Personality Disorders
Mental Health Treatment, Boise, ID

According to the Diagnostic and Statistical Manual, Fifth Edition (DSM-5), a personality disorder is an enduring pattern of inner experience and behavior that deviates markedly from the expectations of the individual’s culture. This pattern is manifested by symptoms in the following areas:

  • Cognition (ways of perceiving and interpreting self, other people, and events)
  • Affectivity (the range, intensity, lability, and appropriateness of emotional response)
  • Interpersonal functioning
  • Impulse control

The enduring pattern is inflexible and pervasive across a broad range of interpersonal and social interactions. This pattern of behavior leads to clinically significant distress or impairment in social, occupational, and other areas of functioning. The pattern is stable and of long duration.

According to the DSM-5, there are three clusters of personality disorders.

Cluster A includes paranoid personality disorder, schizoid personality disorder, and schizotypal personality disorder.

Cluster B includes antisocial personality disorder, borderline personality disorder, histrionic personality disorder, and narcissistic personality disorder.

Cluster C includes avoidant personality disorder, dependent personality disorder, and obsessive-compulsive personality disorder.

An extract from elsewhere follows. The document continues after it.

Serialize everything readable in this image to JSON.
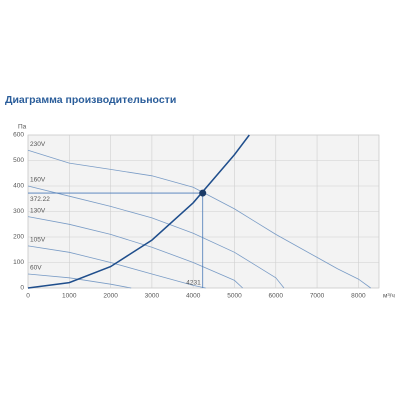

Many patients with a specific personality disorder may have some other comorbid form of mental illness such as an anxiety disorder, mood disorder, autistic disorder, or psychotic disorder. Medication treatment for personality disorders usually focuses on the comorbid mental health problems in the individual. Most patients with personality disorders benefit from long-term supportive and expressive psychotherapy including a family therapy process. Often patients close to the individual need to be involved in the therapeutic process to help facilitate an improvement in the patient’s overall functioning and level of happiness.